ONE: And what is the best part of a day? What gives you the most satisfaction?
SNF: The best thing? When you see a smile on a patient’s face — when she tells you, “I feel I’m at home here.” You know? So important! Or when women from far away come here, just to receive a shot, or something simple. I will ask them: “Why should you come here? Don’t you have a clinic there?” And they will say: “No, no. Here, I feel relaxed, I feel peaceful.” That is so important for us.
ONE: And you treat people of all different faiths?

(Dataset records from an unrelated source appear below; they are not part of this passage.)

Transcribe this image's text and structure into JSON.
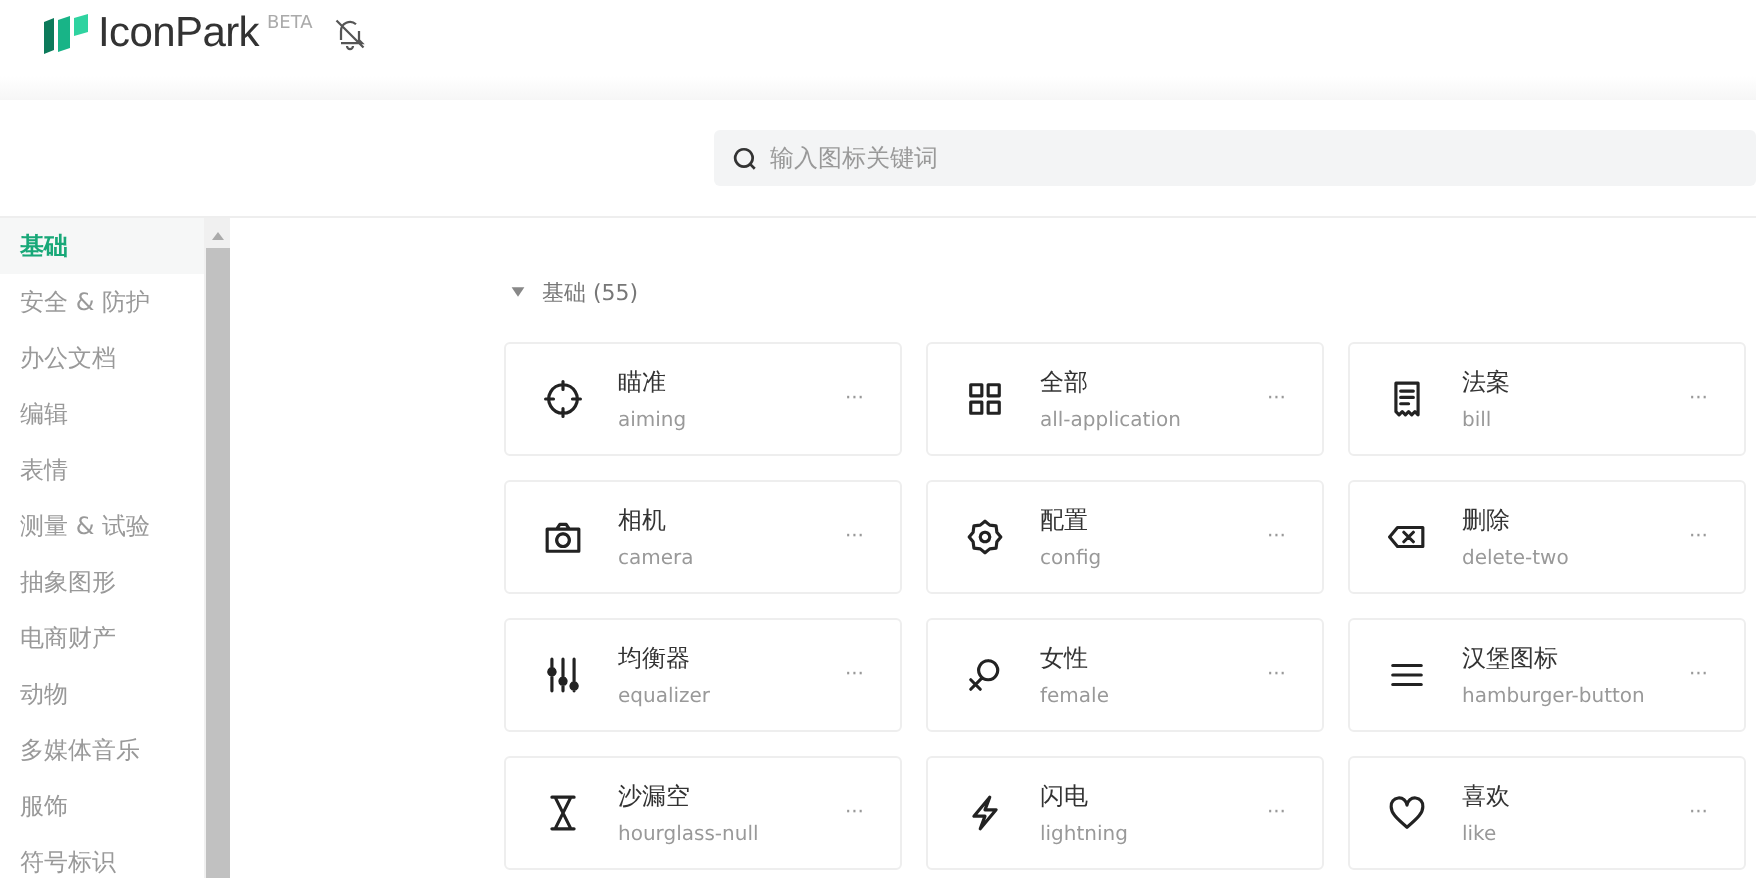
{
  "header": {
    "logo": "IconPark",
    "badge": "BETA"
  },
  "search": {
    "placeholder": "输入图标关键词"
  },
  "sidebar": {
    "items": [
      {
        "label": "基础",
        "selected": true
      },
      {
        "label": "安全 & 防护",
        "selected": false
      },
      {
        "label": "办公文档",
        "selected": false
      },
      {
        "label": "编辑",
        "selected": false
      },
      {
        "label": "表情",
        "selected": false
      },
      {
        "label": "测量 & 试验",
        "selected": false
      },
      {
        "label": "抽象图形",
        "selected": false
      },
      {
        "label": "电商财产",
        "selected": false
      },
      {
        "label": "动物",
        "selected": false
      },
      {
        "label": "多媒体音乐",
        "selected": false
      },
      {
        "label": "服饰",
        "selected": false
      },
      {
        "label": "符号标识",
        "selected": false
      }
    ]
  },
  "section": {
    "title": "基础 (55)",
    "expanded": true,
    "icons": [
      {
        "title": "瞄准",
        "name": "aiming"
      },
      {
        "title": "全部",
        "name": "all-application"
      },
      {
        "title": "法案",
        "name": "bill"
      },
      {
        "title": "相机",
        "name": "camera"
      },
      {
        "title": "配置",
        "name": "config"
      },
      {
        "title": "删除",
        "name": "delete-two"
      },
      {
        "title": "均衡器",
        "name": "equalizer"
      },
      {
        "title": "女性",
        "name": "female"
      },
      {
        "title": "汉堡图标",
        "name": "hamburger-button"
      },
      {
        "title": "沙漏空",
        "name": "hourglass-null"
      },
      {
        "title": "闪电",
        "name": "lightning"
      },
      {
        "title": "喜欢",
        "name": "like"
      }
    ],
    "more": "···"
  }
}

SNF: We don’t ask them. Our mission here is for everyone. If you go to a hospital, sometimes they will include “religion” in your file. We don’t have that kind of stuff here — just the name and the age and what we need to know.
ONE: What do you think people in America should know about the situation here?
SNF: I was in America and I know, as a people, they are very kind and sensitive to others. But maybe they need to know we have different cultures. Different thinking, we can say. We are here, living with different faiths, like Muslim, Christian, whatever. But we are here as one family.
ONE: If you could say something to people in America about the situation of refugees, what would you say to them?
SNF: It is a difficult question. I have something in my heart, but I don’t know how to say it, even in Arabic.
[Sister Nahla pauses, then adds:] Let us live in peace, please. Let us live in peace, because we need it.
ONE: In such difficult times, where do you feel the will of God in what is happening around you?
SNF: If God closes one door, he will open another. I know everything is bad around us right now, but sometimes you will recognize it — like when you see a child smiling or when you meet a mother who is living in poverty, but has a great sense humor, or when that mother prays.
I know the situation around us is not easy, but God is always helping us in other ways.